Task 3.1: Implement Input and Output Safety Controls
This folder covers the runtime safety controls that sit closest to user traffic. For MangaAssist, that means every user message, retrieved context chunk, tool result, and generated answer must pass through safety checks without making the shopping experience feel broken or overly restrictive.
Included Skills
| Skill | File | Focus |
|---|---|---|
| 3.1.1 | 01-harmful-input-safety-systems.md | Detect and handle unsafe user inputs before they reach the FM |
| 3.1.2 | 02-harmful-output-safety-frameworks.md | Prevent unsafe or policy-violating model outputs |
| 3.1.3 | 03-accuracy-verification-hallucination-control.md | Reduce hallucinations through grounding and verification |
| 3.1.4 | 04-defense-in-depth-safety-architecture.md | Combine filters across pre-processing, generation, and response stages |
| 3.1.5 | 05-adversarial-threat-detection.md | Detect prompt injection, jailbreaks, and adversarial patterns |
| 3.1.1 Supplement | 06-step-functions-failures-and-langgraph-solutions.md | 12 production incidents where Step Functions was the bottleneck and how LangGraph/LangChain resolved them |
Runtime Safety Themes
- Intent salvage: if a customer is angry but still needs order help, preserve the useful path.
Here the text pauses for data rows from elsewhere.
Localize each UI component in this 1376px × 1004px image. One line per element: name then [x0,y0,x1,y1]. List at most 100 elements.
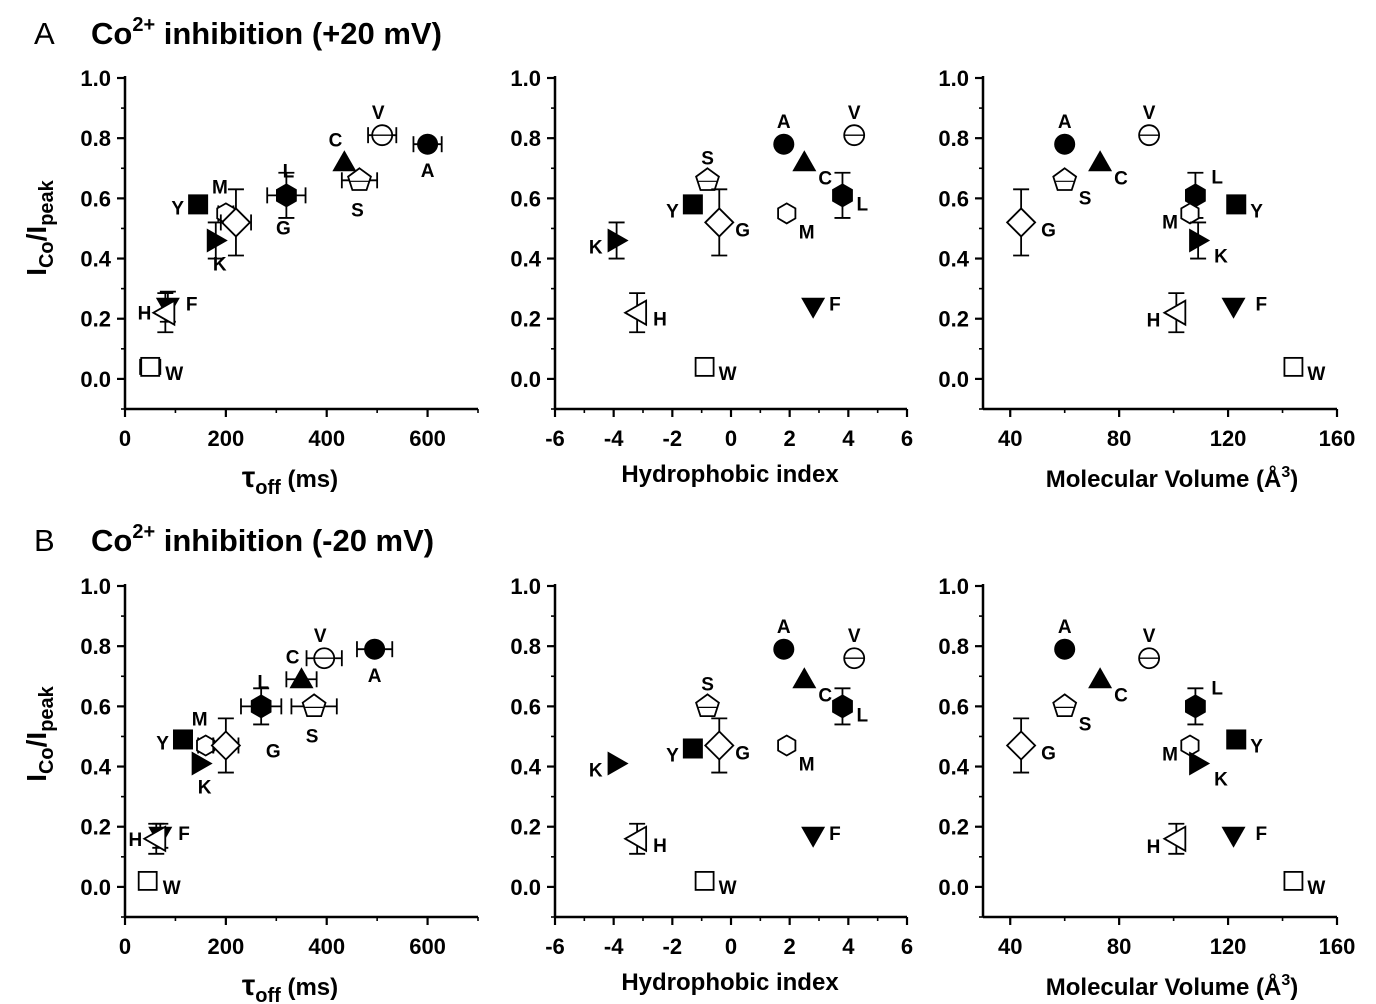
marker-open-hexagon [777,202,797,225]
point-label: F [178,824,190,845]
data-point-k: K [191,751,213,799]
x-tick-label: 2 [784,934,796,959]
x-tick-label: 0 [725,426,737,451]
point-label: C [818,685,832,706]
marker-open-left-triangle [1162,825,1187,853]
marker-open-diamond [1005,207,1037,238]
marker-filled-right-triangle [1189,228,1211,253]
data-point-k: K [589,751,629,782]
marker-open-square [1283,870,1304,891]
data-point-w: W [694,870,737,899]
x-tick-label: 400 [308,426,345,451]
marker-open-left-triangle [623,299,648,327]
data-point-v: V [367,103,398,147]
y-tick-label: 1.0 [510,66,541,91]
marker-filled-square [682,738,703,759]
y-tick-label: 0.6 [938,186,969,211]
y-tick-label: 1.0 [80,574,111,599]
x-axis-label-hydrophobic-a: Hydrophobic index [621,461,839,488]
point-label: H [1147,311,1161,332]
point-label: A [1058,617,1072,638]
point-label: V [372,103,385,124]
scatter-panel: 0.0 0.2 0.4 0.6 0.8 1.0 0 200 400 600 A VC S L Y M G K F H W [80,574,479,959]
data-point-s: S [695,674,720,717]
point-label: G [735,743,750,764]
point-label: G [1041,743,1056,764]
x-tick-label: 4 [842,934,855,959]
scatter-panel: 0.0 0.2 0.4 0.6 0.8 1.0 40 80 120 160 A V C S L Y M G K F H W [938,66,1355,451]
x-tick-label: 160 [1319,426,1356,451]
marker-open-diamond [220,207,252,238]
marker-open-pentagon [695,693,720,717]
point-label: A [1058,112,1072,133]
marker-filled-hexagon [250,694,272,719]
scatter-panel: 0.0 0.2 0.4 0.6 0.8 1.0 40 80 120 160 A V C S L Y M G K F H W [938,574,1355,959]
data-point-c: C [792,667,832,706]
x-axis-label-hydrophobic-b: Hydrophobic index [621,969,839,996]
data-point-v: V [1138,103,1161,147]
point-label: F [1256,824,1268,845]
data-point-a: A [1054,112,1076,155]
marker-open-pentagon [301,693,327,717]
panel-b-letter: B [34,523,55,558]
point-label: C [329,130,343,151]
y-tick-label: 0.4 [80,755,111,780]
y-tick-label: 1.0 [938,574,969,599]
data-point-s: S [1052,693,1091,735]
marker-filled-circle [1054,133,1076,155]
point-label: W [165,364,183,385]
marker-filled-hexagon [276,183,297,208]
data-point-h: H [623,292,667,334]
marker-open-diamond [210,730,242,761]
x-axis-label-volume-b: Molecular Volume (Å3) [1046,972,1299,1001]
panel-a-title: A Co2+ inhibition (+20 mV) [34,14,442,51]
panel-b-title: B Co2+ inhibition (-20 mV) [34,521,434,558]
x-tick-label: 400 [308,934,345,959]
x-tick-label: 0 [119,426,131,451]
x-tick-label: 40 [998,934,1022,959]
marker-filled-down-triangle [1221,297,1246,319]
marker-filled-hexagon [832,694,853,719]
data-point-w: W [1283,356,1325,385]
data-point-c: C [329,130,357,172]
data-point-s: S [340,167,379,221]
x-tick-label: 200 [207,426,244,451]
x-axis-label-tau-a: τoff (ms) [242,461,338,499]
panel-b-title-text: Co2+ inhibition (-20 mV) [91,521,434,558]
x-tick-label: -2 [663,426,683,451]
y-tick-label: 1.0 [510,574,541,599]
point-label: H [653,836,667,857]
point-label: L [856,194,868,215]
x-axis-label-tau-b: τoff (ms) [242,969,338,1004]
x-tick-label: 120 [1210,426,1247,451]
point-label: K [589,761,603,782]
y-tick-label: 0.4 [80,247,111,272]
data-point-c: C [1088,667,1128,706]
marker-filled-right-triangle [206,228,228,253]
point-label: H [653,310,667,331]
y-tick-label: 1.0 [80,66,111,91]
x-tick-label: 200 [207,934,244,959]
point-label: K [1214,246,1228,267]
marker-filled-circle [417,133,439,155]
marker-open-hexagon [777,734,797,757]
marker-filled-hexagon [1185,694,1206,719]
point-label: L [283,161,295,182]
data-point-v: V [843,626,866,670]
x-tick-label: 2 [784,426,796,451]
scatter-panel: 0.0 0.2 0.4 0.6 0.8 1.0 -6 -4 -2 0 2 4 6 A V C S L Y M G K F H W [510,574,913,959]
y-axis-label-b: ICo/Ipeak [21,685,58,781]
marker-filled-down-triangle [801,297,826,319]
marker-open-square [694,356,715,377]
data-point-s: S [1052,167,1091,209]
data-point-y: Y [666,194,703,222]
y-tick-label: 0.0 [80,875,111,900]
marker-filled-right-triangle [191,751,213,776]
data-point-y: Y [156,729,193,754]
data-point-v: V [305,626,343,670]
x-axis-label-volume-a: Molecular Volume (Å3) [1046,464,1299,493]
point-label: V [848,103,861,124]
y-tick-label: 0.6 [80,694,111,719]
marker-open-left-triangle [142,825,167,853]
data-point-a: A [412,133,443,182]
- Grounded refusal: do not just block; explain the boundary and redirect safely.
- Layered controls: guardrails fail open if you rely on one layer only.
- Deterministic answers for high-risk facts: pricing, returns eligibility, and shipping promises should come from tools or approved sources, not free-form generation.
- Adversarial readiness: assume attacks arrive through user text, retrieved documents, review content, or tool outputs.